The socio-economic dimensions of racial inequality in South Africa: A social space perspective

Type Working Paper - ACEIR Working Paper Series
Title The socio-economic dimensions of racial inequality in South Africa: A social space perspective
Volume 10
Publication (Day/Month/Year) 2023
Page numbers 1-31
It is well evidenced that South Africa is characterised by extreme economic inequality. To complement the extensive body of work on the dynamics of vulnerability and poverty alleviation, this study aims to ‘turn the telescope’ (Savage 2021), using a sociological lens, onto the structuring of privilege in South Africa. The analysis we present is a first attempt to systematically map how stocks of economic, cultural, and social capital intersect to generate systematic and structural inequalities in the country, and to consider how far these are associated with fundamental racial divides. To achieve this, we utilise rich, nationally representative data from the National Income Dynamics Study and employ Geometric Data Analysis and Multiple Correspondence Analysis to construct a model of South African ‘social space’. Our findings reveal distinct features of South African social space. Firstly, the inheritor class reveals the intensely strong interplay between inequalities of economic and cultural capital. Secondly, there is some evidence that this homogeneity is associated with an enduring racialized divide.
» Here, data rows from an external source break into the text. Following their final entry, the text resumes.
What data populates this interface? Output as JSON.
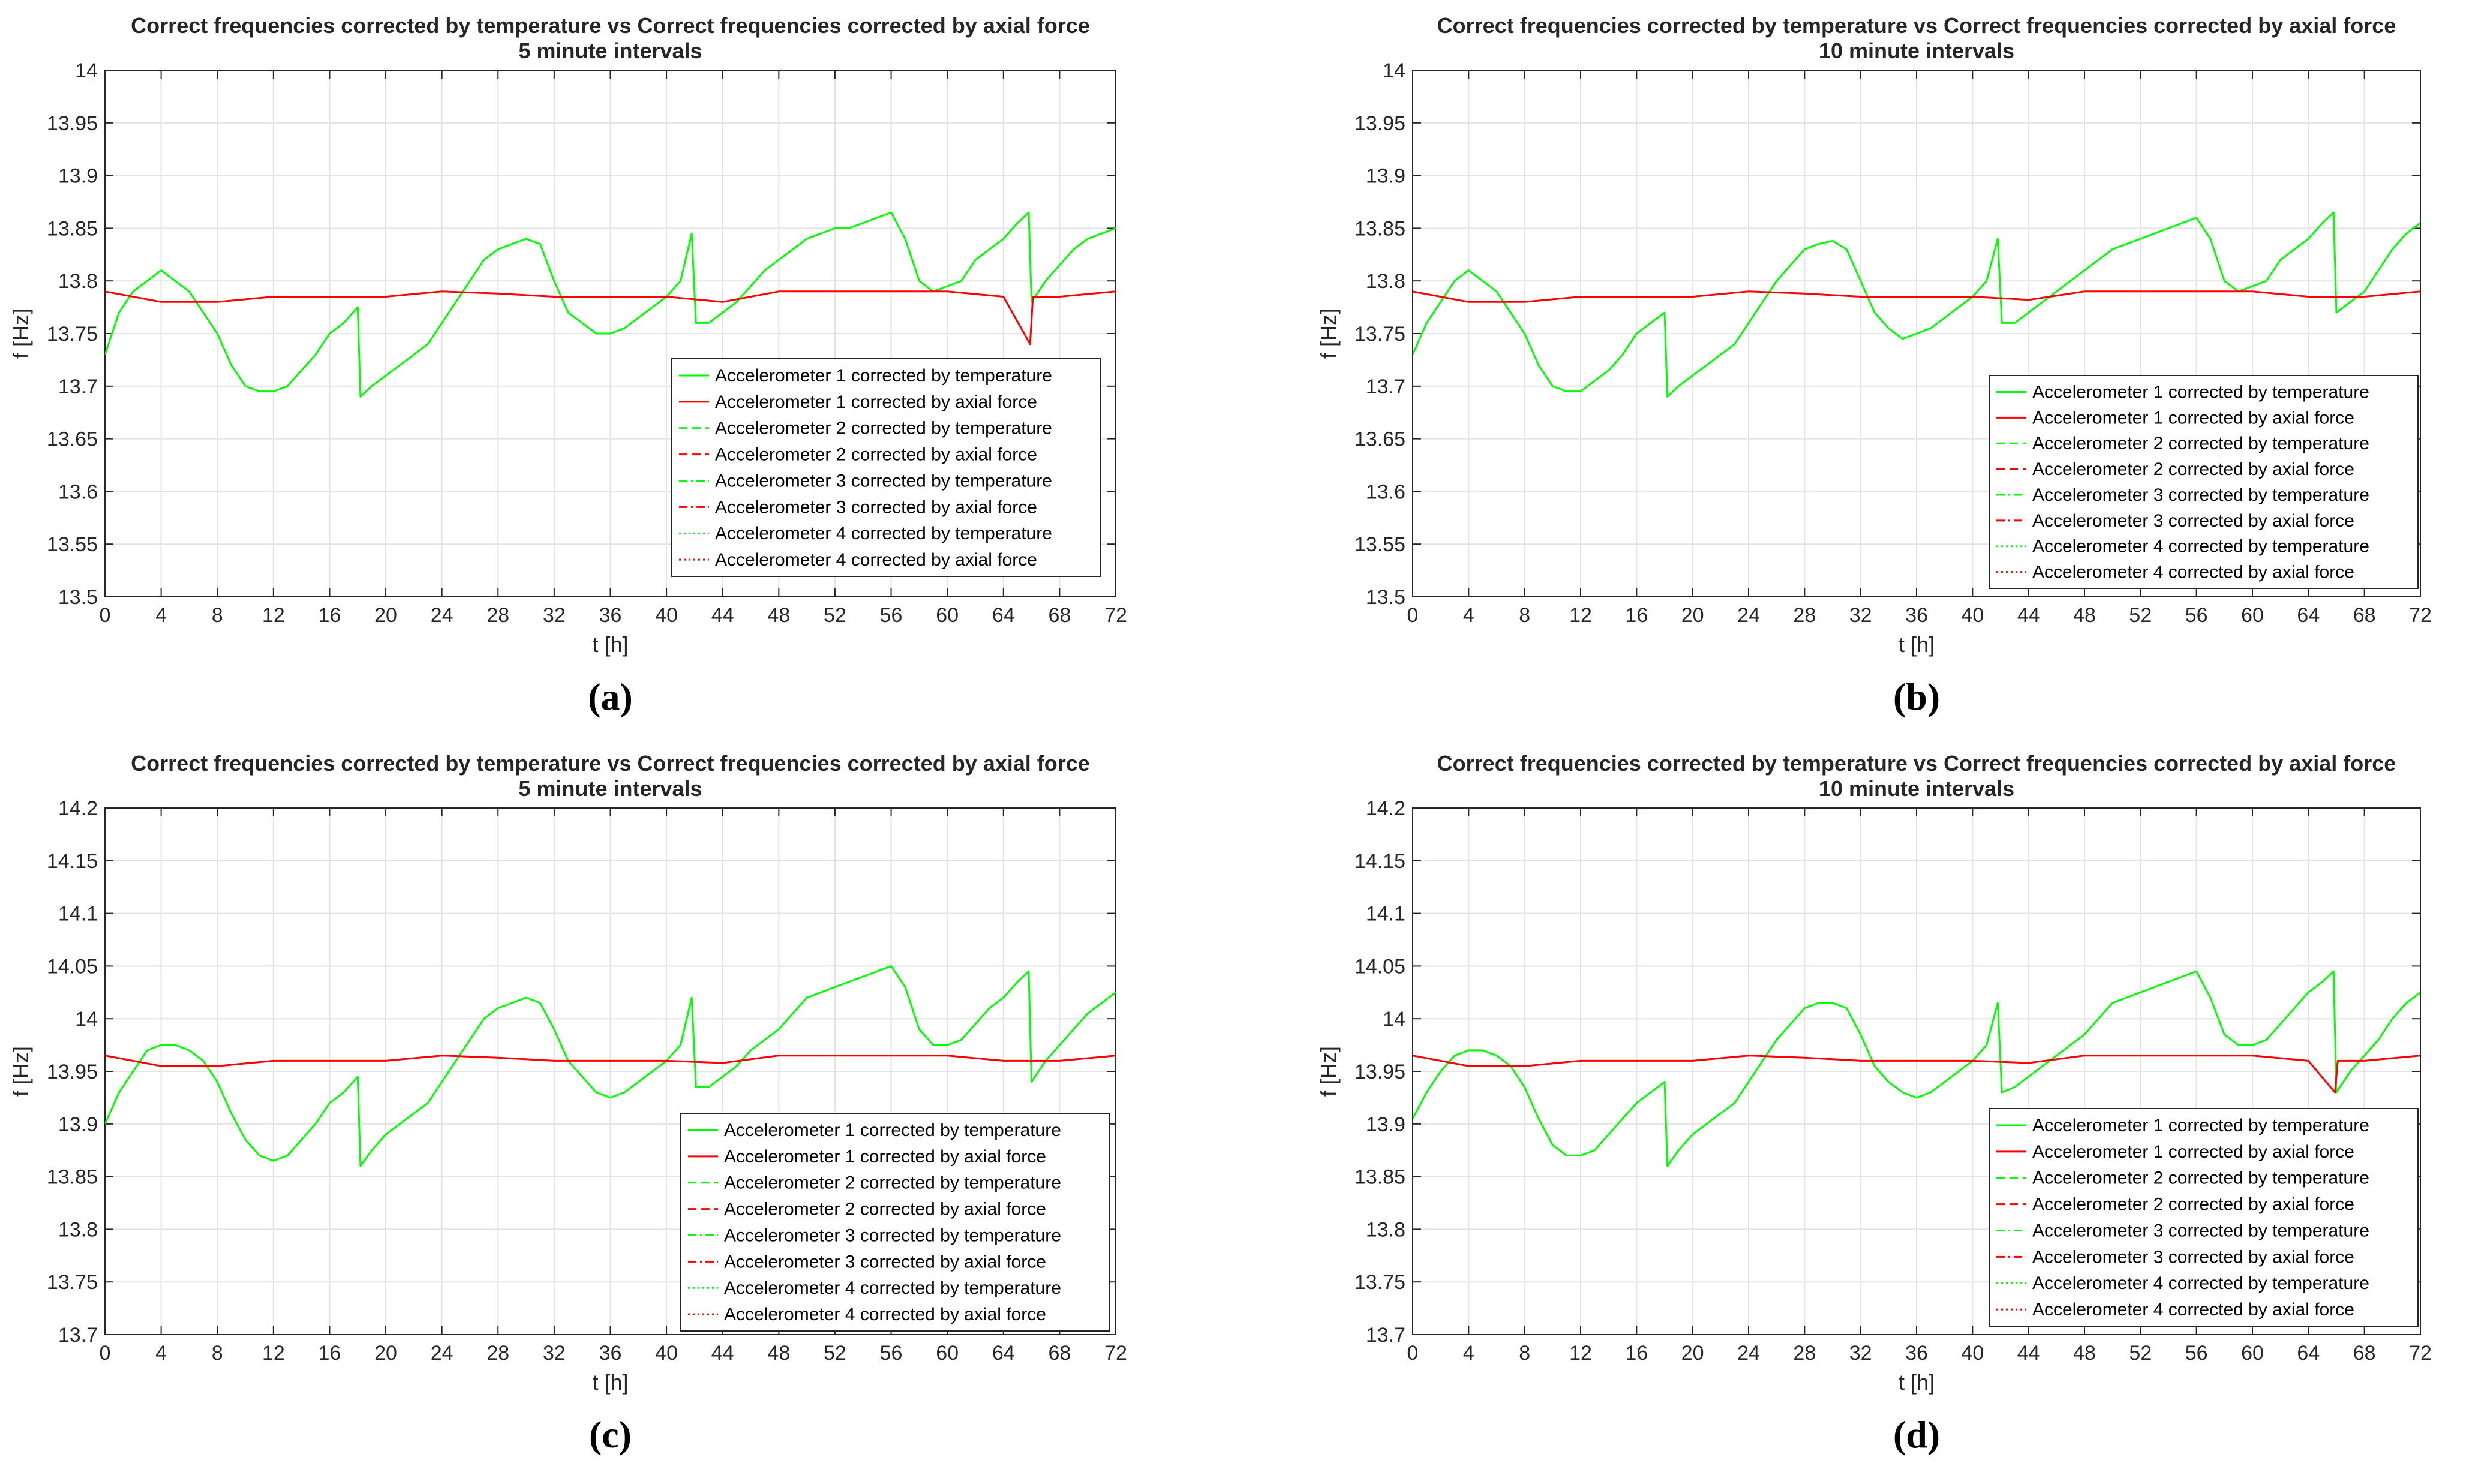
{
  "colors": {
    "temperature": "#00ff00",
    "axial": "#ff0000",
    "grid": "#e3e3e3",
    "axis": "#262626"
  },
  "legend_entries": [
    {
      "label": "Accelerometer 1 corrected by temperature",
      "color": "#00ff00",
      "dash": "solid"
    },
    {
      "label": "Accelerometer 1 corrected by axial force",
      "color": "#ff0000",
      "dash": "solid"
    },
    {
      "label": "Accelerometer 2 corrected by temperature",
      "color": "#00ff00",
      "dash": "dashed"
    },
    {
      "label": "Accelerometer 2 corrected by axial force",
      "color": "#ff0000",
      "dash": "dashed"
    },
    {
      "label": "Accelerometer 3 corrected by temperature",
      "color": "#00ff00",
      "dash": "dashdot"
    },
    {
      "label": "Accelerometer 3 corrected by axial force",
      "color": "#ff0000",
      "dash": "dashdot"
    },
    {
      "label": "Accelerometer 4 corrected by temperature",
      "color": "#00ff00",
      "dash": "dotted"
    },
    {
      "label": "Accelerometer 4 corrected by axial force",
      "color": "#ff0000",
      "dash": "dotted"
    }
  ],
  "chart_data": [
    {
      "panel": "(a)",
      "type": "line",
      "title": "Correct frequencies corrected by temperature vs Correct frequencies corrected by axial force",
      "subtitle": "5 minute intervals",
      "xlabel": "t [h]",
      "ylabel": "f [Hz]",
      "xlim": [
        0,
        72
      ],
      "ylim": [
        13.5,
        14
      ],
      "xticks": [
        "0",
        "4",
        "8",
        "12",
        "16",
        "20",
        "24",
        "28",
        "32",
        "36",
        "40",
        "44",
        "48",
        "52",
        "56",
        "60",
        "64",
        "68",
        "72"
      ],
      "yticks": [
        "13.5",
        "13.55",
        "13.6",
        "13.65",
        "13.7",
        "13.75",
        "13.8",
        "13.85",
        "13.9",
        "13.95",
        "14"
      ],
      "grid": true,
      "legend_position": "lower-right",
      "series": [
        {
          "name": "Accelerometer 1 corrected by temperature",
          "x": [
            0,
            1,
            2,
            3,
            4,
            5,
            6,
            7,
            8,
            9,
            10,
            11,
            12,
            13,
            14,
            15,
            16,
            17,
            18,
            18.2,
            19,
            20,
            21,
            22,
            23,
            24,
            25,
            26,
            27,
            28,
            29,
            30,
            31,
            32,
            33,
            34,
            35,
            36,
            37,
            38,
            39,
            40,
            41,
            41.8,
            42.1,
            43,
            44,
            45,
            46,
            47,
            48,
            49,
            50,
            51,
            52,
            53,
            54,
            55,
            56,
            57,
            58,
            59,
            60,
            61,
            62,
            63,
            64,
            65,
            65.8,
            66,
            67,
            68,
            69,
            70,
            71,
            72
          ],
          "y": [
            13.73,
            13.77,
            13.79,
            13.8,
            13.81,
            13.8,
            13.79,
            13.77,
            13.75,
            13.72,
            13.7,
            13.695,
            13.695,
            13.7,
            13.715,
            13.73,
            13.75,
            13.76,
            13.775,
            13.69,
            13.7,
            13.71,
            13.72,
            13.73,
            13.74,
            13.76,
            13.78,
            13.8,
            13.82,
            13.83,
            13.835,
            13.84,
            13.835,
            13.8,
            13.77,
            13.76,
            13.75,
            13.75,
            13.755,
            13.765,
            13.775,
            13.785,
            13.8,
            13.845,
            13.76,
            13.76,
            13.77,
            13.78,
            13.795,
            13.81,
            13.82,
            13.83,
            13.84,
            13.845,
            13.85,
            13.85,
            13.855,
            13.86,
            13.865,
            13.84,
            13.8,
            13.79,
            13.795,
            13.8,
            13.82,
            13.83,
            13.84,
            13.855,
            13.865,
            13.78,
            13.8,
            13.815,
            13.83,
            13.84,
            13.845,
            13.85
          ]
        },
        {
          "name": "Accelerometer 1 corrected by axial force",
          "x": [
            0,
            4,
            8,
            12,
            16,
            20,
            24,
            28,
            32,
            36,
            40,
            44,
            48,
            52,
            56,
            60,
            64,
            65.9,
            66.1,
            68,
            72
          ],
          "y": [
            13.79,
            13.78,
            13.78,
            13.785,
            13.785,
            13.785,
            13.79,
            13.788,
            13.785,
            13.785,
            13.785,
            13.78,
            13.79,
            13.79,
            13.79,
            13.79,
            13.785,
            13.74,
            13.785,
            13.785,
            13.79
          ]
        }
      ]
    },
    {
      "panel": "(b)",
      "type": "line",
      "title": "Correct frequencies corrected by temperature vs Correct frequencies corrected by axial force",
      "subtitle": "10 minute intervals",
      "xlabel": "t [h]",
      "ylabel": "f [Hz]",
      "xlim": [
        0,
        72
      ],
      "ylim": [
        13.5,
        14
      ],
      "xticks": [
        "0",
        "4",
        "8",
        "12",
        "16",
        "20",
        "24",
        "28",
        "32",
        "36",
        "40",
        "44",
        "48",
        "52",
        "56",
        "60",
        "64",
        "68",
        "72"
      ],
      "yticks": [
        "13.5",
        "13.55",
        "13.6",
        "13.65",
        "13.7",
        "13.75",
        "13.8",
        "13.85",
        "13.9",
        "13.95",
        "14"
      ],
      "grid": true,
      "legend_position": "lower-right",
      "series": [
        {
          "name": "Accelerometer 1 corrected by temperature",
          "x": [
            0,
            1,
            2,
            3,
            4,
            5,
            6,
            7,
            8,
            9,
            10,
            11,
            12,
            13,
            14,
            15,
            16,
            17,
            18,
            18.2,
            19,
            20,
            21,
            22,
            23,
            24,
            25,
            26,
            27,
            28,
            29,
            30,
            31,
            32,
            33,
            34,
            35,
            36,
            37,
            38,
            39,
            40,
            41,
            41.8,
            42.1,
            43,
            44,
            45,
            46,
            47,
            48,
            49,
            50,
            51,
            52,
            53,
            54,
            55,
            56,
            57,
            58,
            59,
            60,
            61,
            62,
            63,
            64,
            65,
            65.8,
            66,
            67,
            68,
            69,
            70,
            71,
            72
          ],
          "y": [
            13.73,
            13.76,
            13.78,
            13.8,
            13.81,
            13.8,
            13.79,
            13.77,
            13.75,
            13.72,
            13.7,
            13.695,
            13.695,
            13.705,
            13.715,
            13.73,
            13.75,
            13.76,
            13.77,
            13.69,
            13.7,
            13.71,
            13.72,
            13.73,
            13.74,
            13.76,
            13.78,
            13.8,
            13.815,
            13.83,
            13.835,
            13.838,
            13.83,
            13.8,
            13.77,
            13.755,
            13.745,
            13.75,
            13.755,
            13.765,
            13.775,
            13.785,
            13.8,
            13.84,
            13.76,
            13.76,
            13.77,
            13.78,
            13.79,
            13.8,
            13.81,
            13.82,
            13.83,
            13.835,
            13.84,
            13.845,
            13.85,
            13.855,
            13.86,
            13.84,
            13.8,
            13.79,
            13.795,
            13.8,
            13.82,
            13.83,
            13.84,
            13.855,
            13.865,
            13.77,
            13.78,
            13.79,
            13.81,
            13.83,
            13.845,
            13.855
          ]
        },
        {
          "name": "Accelerometer 1 corrected by axial force",
          "x": [
            0,
            4,
            8,
            12,
            16,
            20,
            24,
            28,
            32,
            36,
            40,
            44,
            48,
            52,
            56,
            60,
            64,
            68,
            72
          ],
          "y": [
            13.79,
            13.78,
            13.78,
            13.785,
            13.785,
            13.785,
            13.79,
            13.788,
            13.785,
            13.785,
            13.785,
            13.782,
            13.79,
            13.79,
            13.79,
            13.79,
            13.785,
            13.785,
            13.79
          ]
        }
      ]
    },
    {
      "panel": "(c)",
      "type": "line",
      "title": "Correct frequencies corrected by temperature vs Correct frequencies corrected by axial force",
      "subtitle": "5 minute intervals",
      "xlabel": "t [h]",
      "ylabel": "f [Hz]",
      "xlim": [
        0,
        72
      ],
      "ylim": [
        13.7,
        14.2
      ],
      "xticks": [
        "0",
        "4",
        "8",
        "12",
        "16",
        "20",
        "24",
        "28",
        "32",
        "36",
        "40",
        "44",
        "48",
        "52",
        "56",
        "60",
        "64",
        "68",
        "72"
      ],
      "yticks": [
        "13.7",
        "13.75",
        "13.8",
        "13.85",
        "13.9",
        "13.95",
        "14",
        "14.05",
        "14.1",
        "14.15",
        "14.2"
      ],
      "grid": true,
      "legend_position": "lower-right",
      "series": [
        {
          "name": "Accelerometer 1 corrected by temperature",
          "x": [
            0,
            1,
            2,
            3,
            4,
            5,
            6,
            7,
            8,
            9,
            10,
            11,
            12,
            13,
            14,
            15,
            16,
            17,
            18,
            18.2,
            19,
            20,
            21,
            22,
            23,
            24,
            25,
            26,
            27,
            28,
            29,
            30,
            31,
            32,
            33,
            34,
            35,
            36,
            37,
            38,
            39,
            40,
            41,
            41.8,
            42.1,
            43,
            44,
            45,
            46,
            47,
            48,
            49,
            50,
            51,
            52,
            53,
            54,
            55,
            56,
            57,
            58,
            59,
            60,
            61,
            62,
            63,
            64,
            65,
            65.8,
            66,
            67,
            68,
            69,
            70,
            71,
            72
          ],
          "y": [
            13.9,
            13.93,
            13.95,
            13.97,
            13.975,
            13.975,
            13.97,
            13.96,
            13.94,
            13.91,
            13.885,
            13.87,
            13.865,
            13.87,
            13.885,
            13.9,
            13.92,
            13.93,
            13.945,
            13.86,
            13.875,
            13.89,
            13.9,
            13.91,
            13.92,
            13.94,
            13.96,
            13.98,
            14,
            14.01,
            14.015,
            14.02,
            14.015,
            13.99,
            13.96,
            13.945,
            13.93,
            13.925,
            13.93,
            13.94,
            13.95,
            13.96,
            13.975,
            14.02,
            13.935,
            13.935,
            13.945,
            13.955,
            13.97,
            13.98,
            13.99,
            14.005,
            14.02,
            14.025,
            14.03,
            14.035,
            14.04,
            14.045,
            14.05,
            14.03,
            13.99,
            13.975,
            13.975,
            13.98,
            13.995,
            14.01,
            14.02,
            14.035,
            14.045,
            13.94,
            13.96,
            13.975,
            13.99,
            14.005,
            14.015,
            14.025
          ]
        },
        {
          "name": "Accelerometer 1 corrected by axial force",
          "x": [
            0,
            4,
            8,
            12,
            16,
            20,
            24,
            28,
            32,
            36,
            40,
            44,
            48,
            52,
            56,
            60,
            64,
            68,
            72
          ],
          "y": [
            13.965,
            13.955,
            13.955,
            13.96,
            13.96,
            13.96,
            13.965,
            13.963,
            13.96,
            13.96,
            13.96,
            13.958,
            13.965,
            13.965,
            13.965,
            13.965,
            13.96,
            13.96,
            13.965
          ]
        }
      ]
    },
    {
      "panel": "(d)",
      "type": "line",
      "title": "Correct frequencies corrected by temperature vs Correct frequencies corrected by axial force",
      "subtitle": "10 minute intervals",
      "xlabel": "t [h]",
      "ylabel": "f [Hz]",
      "xlim": [
        0,
        72
      ],
      "ylim": [
        13.7,
        14.2
      ],
      "xticks": [
        "0",
        "4",
        "8",
        "12",
        "16",
        "20",
        "24",
        "28",
        "32",
        "36",
        "40",
        "44",
        "48",
        "52",
        "56",
        "60",
        "64",
        "68",
        "72"
      ],
      "yticks": [
        "13.7",
        "13.75",
        "13.8",
        "13.85",
        "13.9",
        "13.95",
        "14",
        "14.05",
        "14.1",
        "14.15",
        "14.2"
      ],
      "grid": true,
      "legend_position": "lower-right",
      "series": [
        {
          "name": "Accelerometer 1 corrected by temperature",
          "x": [
            0,
            1,
            2,
            3,
            4,
            5,
            6,
            7,
            8,
            9,
            10,
            11,
            12,
            13,
            14,
            15,
            16,
            17,
            18,
            18.2,
            19,
            20,
            21,
            22,
            23,
            24,
            25,
            26,
            27,
            28,
            29,
            30,
            31,
            32,
            33,
            34,
            35,
            36,
            37,
            38,
            39,
            40,
            41,
            41.8,
            42.1,
            43,
            44,
            45,
            46,
            47,
            48,
            49,
            50,
            51,
            52,
            53,
            54,
            55,
            56,
            57,
            58,
            59,
            60,
            61,
            62,
            63,
            64,
            65,
            65.8,
            66,
            67,
            68,
            69,
            70,
            71,
            72
          ],
          "y": [
            13.905,
            13.93,
            13.95,
            13.965,
            13.97,
            13.97,
            13.965,
            13.955,
            13.935,
            13.905,
            13.88,
            13.87,
            13.87,
            13.875,
            13.89,
            13.905,
            13.92,
            13.93,
            13.94,
            13.86,
            13.875,
            13.89,
            13.9,
            13.91,
            13.92,
            13.94,
            13.96,
            13.98,
            13.995,
            14.01,
            14.015,
            14.015,
            14.01,
            13.985,
            13.955,
            13.94,
            13.93,
            13.925,
            13.93,
            13.94,
            13.95,
            13.96,
            13.975,
            14.015,
            13.93,
            13.935,
            13.945,
            13.955,
            13.965,
            13.975,
            13.985,
            14,
            14.015,
            14.02,
            14.025,
            14.03,
            14.035,
            14.04,
            14.045,
            14.02,
            13.985,
            13.975,
            13.975,
            13.98,
            13.995,
            14.01,
            14.025,
            14.035,
            14.045,
            13.93,
            13.95,
            13.965,
            13.98,
            14,
            14.015,
            14.025
          ]
        },
        {
          "name": "Accelerometer 1 corrected by axial force",
          "x": [
            0,
            4,
            8,
            12,
            16,
            20,
            24,
            28,
            32,
            36,
            40,
            44,
            48,
            52,
            56,
            60,
            64,
            65.9,
            66.1,
            68,
            72
          ],
          "y": [
            13.965,
            13.955,
            13.955,
            13.96,
            13.96,
            13.96,
            13.965,
            13.963,
            13.96,
            13.96,
            13.96,
            13.958,
            13.965,
            13.965,
            13.965,
            13.965,
            13.96,
            13.93,
            13.96,
            13.96,
            13.965
          ]
        }
      ]
    }
  ]
}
Thirdly, the size of the upwardly mobile class indicates that forms of middle-class privilege percolate well beyond a core of the 8% of the population that is white, suggesting fluidity and change in the South African social space. Finally, social capital is strongly delineated by age, with older respondents displaying on average higher levels of trust. Our cluster analysis reveals that trust levels increase with economic and cultural capital levels within
younger age groups and could therefore entrench social and racial divisions.